Dose-response analysis revealed that both low and high doses of β-blocker were associated with a reduction in sepsis risk; however, the magnitude of benefit was more pronounced in the low-dose group. These findings suggest that lower doses of metoprolol may be sufficient to confer clinical benefit, and escalating the dose may not yield additional protective effects. This observation was consistent with previous studies in other clinical settings, such as acute myocardial infarction, where higher doses of β-blockers have not demonstrated superior outcomes compared to lower doses (Allen et al., 2017; Hwang et al., 2019). Furthermore, current guidelines advise against the routine use of high-dose β-blockers during the perioperative period of non-cardiac surgery (Smilowitz et al., 2020). Therefore, rational selection of β-blocker dose is crucial for optimizing patient prognosis.
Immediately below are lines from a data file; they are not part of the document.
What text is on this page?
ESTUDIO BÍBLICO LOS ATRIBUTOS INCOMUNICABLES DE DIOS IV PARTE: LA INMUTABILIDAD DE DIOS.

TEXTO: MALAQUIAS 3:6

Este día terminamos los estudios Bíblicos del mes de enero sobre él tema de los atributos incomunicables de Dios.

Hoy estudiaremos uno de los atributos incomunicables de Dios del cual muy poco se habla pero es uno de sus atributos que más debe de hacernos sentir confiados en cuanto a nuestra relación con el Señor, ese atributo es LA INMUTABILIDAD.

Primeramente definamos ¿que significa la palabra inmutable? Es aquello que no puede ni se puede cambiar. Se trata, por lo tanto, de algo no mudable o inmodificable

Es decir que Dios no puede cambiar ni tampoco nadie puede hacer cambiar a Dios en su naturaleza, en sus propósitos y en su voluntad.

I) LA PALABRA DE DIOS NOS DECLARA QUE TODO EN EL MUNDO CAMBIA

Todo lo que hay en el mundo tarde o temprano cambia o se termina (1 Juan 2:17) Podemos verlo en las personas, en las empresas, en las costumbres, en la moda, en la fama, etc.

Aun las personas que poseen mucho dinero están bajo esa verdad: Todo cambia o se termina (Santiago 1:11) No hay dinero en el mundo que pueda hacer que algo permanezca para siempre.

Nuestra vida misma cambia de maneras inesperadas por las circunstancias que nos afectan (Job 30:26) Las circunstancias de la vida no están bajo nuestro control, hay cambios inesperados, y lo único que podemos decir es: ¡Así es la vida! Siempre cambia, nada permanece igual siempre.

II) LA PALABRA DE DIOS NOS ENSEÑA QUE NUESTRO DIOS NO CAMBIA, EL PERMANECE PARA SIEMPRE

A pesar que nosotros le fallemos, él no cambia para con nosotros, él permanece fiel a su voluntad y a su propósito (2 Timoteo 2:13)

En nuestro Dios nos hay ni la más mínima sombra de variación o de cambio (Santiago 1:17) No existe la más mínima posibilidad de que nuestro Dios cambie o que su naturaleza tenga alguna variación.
Several limitations to this study should be acknowledged. Firstly, the retrospective nature of the study using the MIMIC-IV database introduces the possibility of selection bias and the influence of unknown confounding factors. Although we employed multiple statistical techniques to mitigate confounding, residual biases cannot be fully excluded. Secondly, the relative effects and duration of specific β-blocker classes need further study. Meanwhile, future research should incorporate a series of measurements to better capture the dynamic changes of patients. Finally, prospective randomized controlled trials are necessary to validate these findings and to confirm their generalizability to broader patient populations. Caution is advised when extrapolating our results beyond the studied cohort.

Early use of β-blocker after cardiac surgery was associated with a lower incidence of sepsis, and potential benefits were shown in both short-term and long-term prognosis. These findings were consistently validated across multiple statistical methods, providing valuable evidence to guide the optimization of perioperative drug management strategies.